Re: Multicore Performance Improvement for the PC ?
It depends on the workload if the OS can utilize all these threads. We distinguish between two different scaling: scale-up and scale-out.
-Scale-out workloads run all in parallel (embarassingly parallel workloads), there is not much communication going on between the threads. This is HPC cluster number crunching territory. Typically they run a tight for loop on the same grid of points, solving the same PDE over and over again, integrating in time. Everything fits in the cache. All these servers are clusters, such as SGI UV3000, supercomputers, etc. These clusters have 10.000s of cores, as they are a bunch of PCs sitting on a fast switch. They are cheap, if you buy a large cluster, you just pay the pay the price for a individual PC x the number of nodes.
Because all the workload fits into a cache, you never go out to RAM. Cpu cache is 10ns, and RAM is 100ns. Typically one scientist starts up a huge HPC task which takes several days to complete. So one user at a time.
-Scale-up workloads have lot of communication going on. They typically run business ERP workloads, such as SAP, Databases, etc. These workloads always serve many users at the same time, thousands of users or more. One user might do accounting, another payroll, etc. This means all these separate thousands of users data can not fit into a cpu cache. So business workloads always go out to RAM. That means 100 ns latency or so.

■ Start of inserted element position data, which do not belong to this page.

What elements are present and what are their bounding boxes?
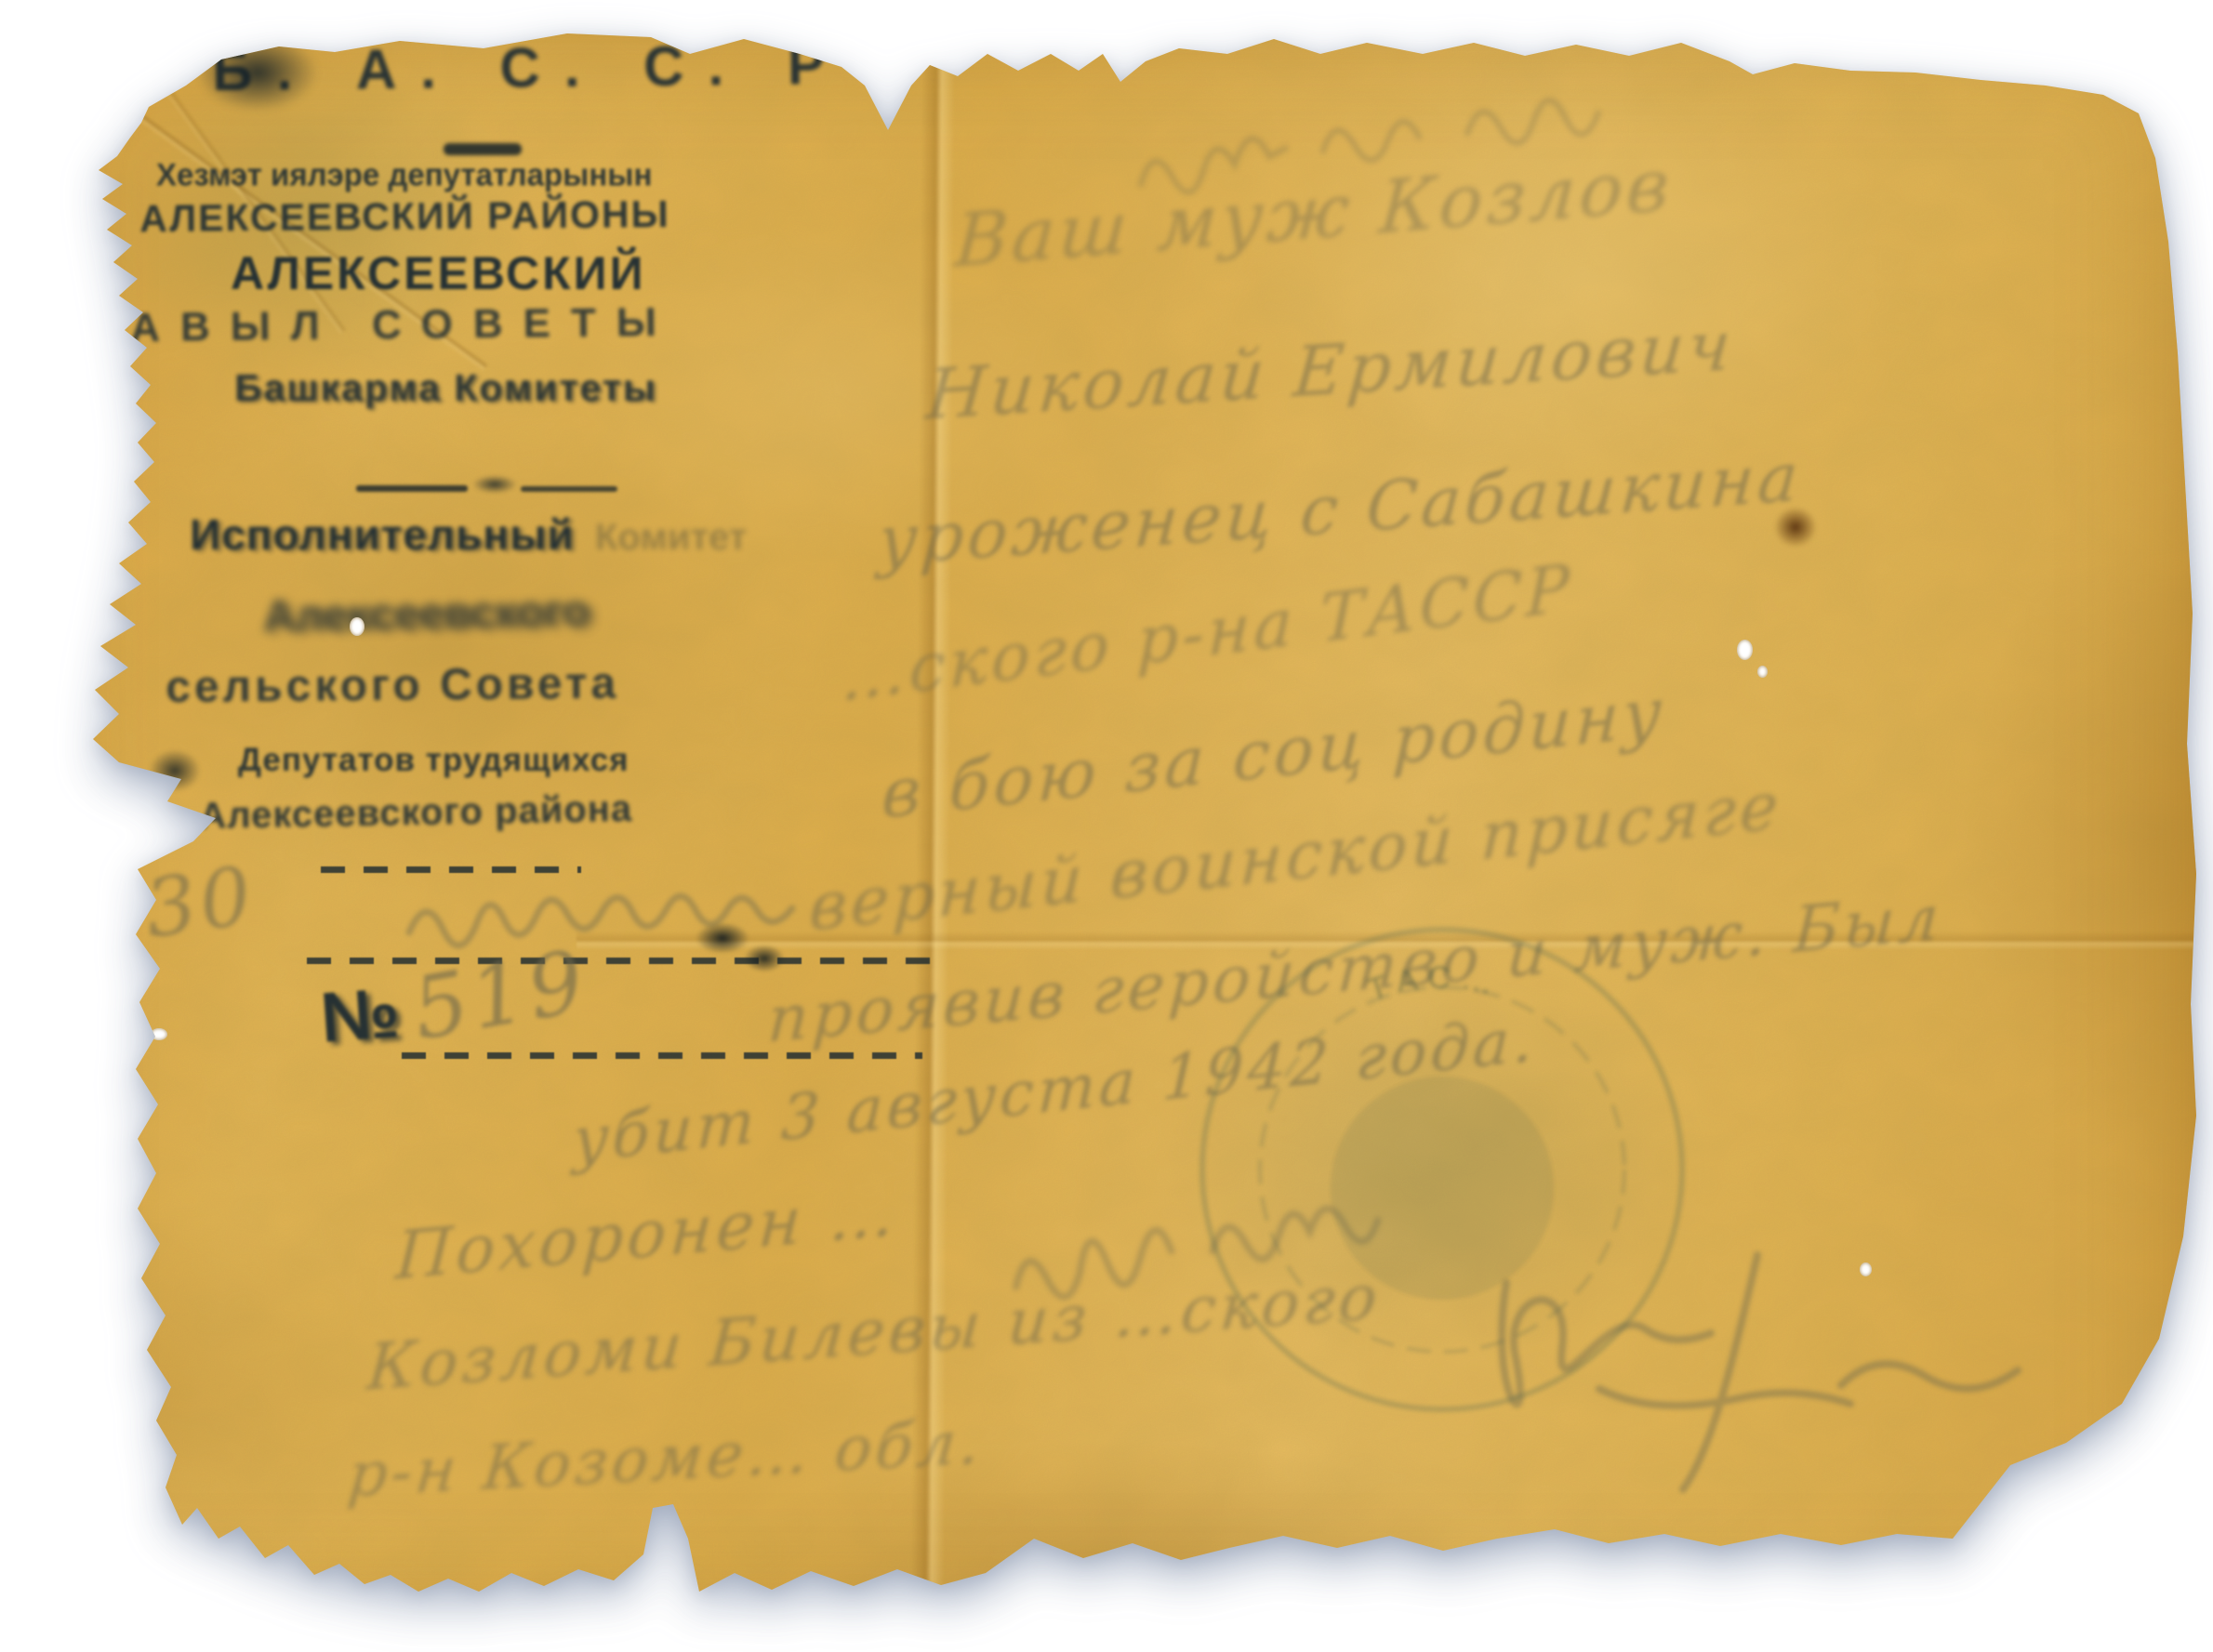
ink-blot [696, 922, 749, 954]
divider-ornament [472, 475, 517, 494]
paper-hole [1737, 640, 1753, 660]
ink-blot [744, 945, 785, 972]
stamp-line-bashkarma: Башкарма Комитеты [234, 366, 657, 410]
stamp-line-bashkir-deputies: Хезмэт иялэре депутатларынын [156, 156, 652, 193]
ink-blot [1774, 507, 1817, 548]
stamp-line-selskogo-soveta: сельского Совета [166, 658, 619, 713]
aged-paper-sheet: Б. А. С. С. Р Хезмэт иялэре депутатларын… [0, 0, 2213, 1652]
stamp-line-ispolnitelny: Исполнительный [190, 509, 575, 560]
divider-rule-left [356, 485, 468, 492]
stamped-dashed-line [307, 958, 939, 964]
paper-wrapper: Б. А. С. С. Р Хезмэт иялэре депутатларын… [0, 0, 2213, 1652]
paper-hole [1757, 666, 1768, 678]
stamp-line-alekseevsky: АЛЕКСЕЕВСКИЙ [231, 246, 646, 300]
stamp-line-rajona: Алексеевского района [199, 788, 633, 838]
round-seal: ТАС… [1179, 881, 1700, 1458]
scanned-document: Б. А. С. С. Р Хезмэт иялэре депутатларын… [0, 0, 2213, 1652]
stamped-dashed-line [321, 866, 581, 873]
stamped-number-sign: № [318, 972, 403, 1059]
edge-ink-mark [149, 749, 201, 792]
paper-hole [350, 617, 364, 636]
stamped-dashed-line [402, 1052, 922, 1059]
paper-hole [1860, 1262, 1872, 1276]
stamp-line-avyl-sovety: АВЫЛ СОВЕТЫ [130, 299, 677, 351]
ink-dash [444, 143, 522, 155]
stamp-line-alekseevskogo-smudged: Алексеевского [262, 586, 590, 642]
stamp-line-deputatov: Депутатов трудящихся [238, 742, 629, 779]
stamp-line-rayon: АЛЕКСЕЕВСКИЙ РАЙОНЫ [139, 192, 670, 241]
ink-smudge [197, 33, 318, 112]
divider-rule-right [521, 486, 617, 492]
seal-rim-text: ТАС… [1363, 960, 1505, 1009]
pencil-day: 30 [139, 850, 260, 957]
stamp-line-komitet-faint: Комитет [595, 517, 747, 559]
paper-hole [151, 1028, 167, 1040]
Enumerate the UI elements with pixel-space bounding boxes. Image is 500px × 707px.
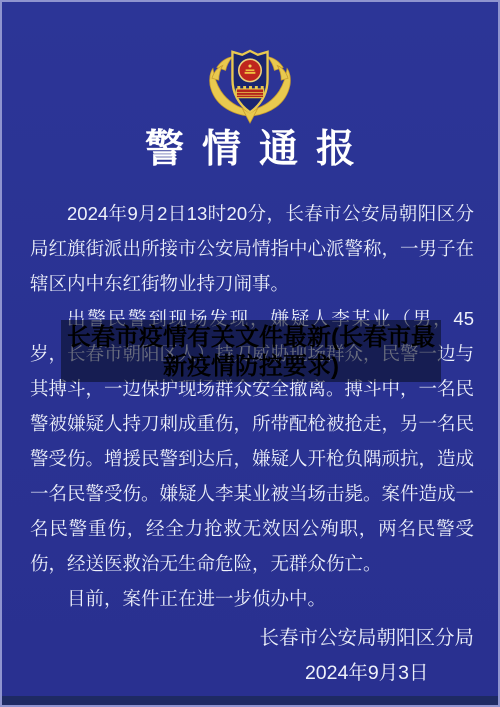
notice-paragraph-1: 2024年9月2日13时20分，长春市公安局朝阳区分局红旗街派出所接市公安局情指… [30, 196, 474, 301]
signature-date: 2024年9月3日 [259, 656, 474, 691]
police-badge-icon [201, 46, 299, 126]
notice-title: 警情通报 [2, 118, 498, 174]
signature-block: 长春市公安局朝阳区分局 2024年9月3日 [259, 621, 474, 691]
notice-body: 2024年9月2日13时20分，长春市公安局朝阳区分局红旗街派出所接市公安局情指… [30, 196, 474, 616]
bottom-edge-strip [2, 696, 498, 705]
police-notice-poster: 警情通报 2024年9月2日13时20分，长春市公安局朝阳区分局红旗街派出所接市… [0, 0, 500, 707]
notice-paragraph-3: 目前，案件正在进一步侦办中。 [30, 581, 474, 616]
seo-overlay-banner: 长春市疫情有关文件最新(长春市最新疫情防控要求) [61, 320, 441, 382]
signature-agency: 长春市公安局朝阳区分局 [259, 621, 474, 656]
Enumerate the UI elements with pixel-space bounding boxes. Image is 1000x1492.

Say the cpu runs at 2 GHz. If you have 100 ns latency as you always go out to RAM, that means the 2GHz CPU slows down to 20 MHz. I dont know if you remember those 20 MHz cpus, but they are quite slow. So business workloads (communicating a lot, waiting for other threads to synch) serving thousands of users - have large problems with scaling up. Business servers maxes out at 16 or 32-socket cpus. Every cpu needs a connection to other cpus for fast access, and with 16 or 32 cpus, there will be lot of connections. Say you have 32 sockets, then you need (32 over 2) connections. That is 32*31 = 992 connections, that is quadratic growth. That is very messy. Going above 32 sockets is not doable, if you require that every cpu connects to another (which you do, for fast access). Look at all the connections for this 32--socket SPARC server:
https://regmedia.co.uk/2013/08/28/oracle_sparc_m6_bixby_interconnect.jpg
So large business servers maxes out at 16- or 32-sockets. Clusters can not run business workloads. The reason is clusters have far too few connections. Clusters typically have 100s of cpus, or 1000s. You can not have a direct connection between cpu to cpu with that many cpus. So you cheat, one cpu connects to a group of other cpus. So accessing a cpu to another takes long time, because you need to locate the correct group, and then go to another cpu, and another, etc until you find the correct cpu. There are many hops.. And if you try to run business workloads on a cluster, performance will drop far below 20 MHz. Maybe down to 2MHz. And that is not doable.
So, clusters are scale-out servers typically having 10.000s of cores and 128 TB RAM or so. They are exclusively used for HPC workloads. Supercomputers belong to this arena. They typically run Linux.
Scale-up business servers typically have 16 sockets or so. This arena belongs to RISC such as SPARC / POWER / Mainframe running Solaris, AIX, or IBM zOS. There are no Linux nor x86 here. The reason is Linux does not scale well, x86 does not scale well either. The largest x86 business server was until recently 8-sockets. Look at all the business benchmarks, such as official SAP. All top SAP spots belong to SPARC. x86 comes far far below. Business workloads scales bad, so you need extraordinary servers to handle them, such as old and mature RISC servers. RISC has scaled to 32-sockets for decades. x86 not so. The largest scale-up business server on the market is Fujitsu M10-4S, which is a 64-socket Solaris SPARC server.
Linux does not scale well on business workloads, because until recently there did not exist large business servers beyond 8-sockets - so how can Linux scale well when there does not exist large x86 business servers?
The business arena belongs to RISC and Unix. One IBM P595 POWER6 server costed $35 million. Yes, one single server. Business servers are very lucrative and costs very much. Scalability is very very difficult and you have to pay a hefty premium. Business servers does not cost 1 PC x 32 nodes. No, the cost ramps up quadratically, because it becomes quadratically difficult to scale.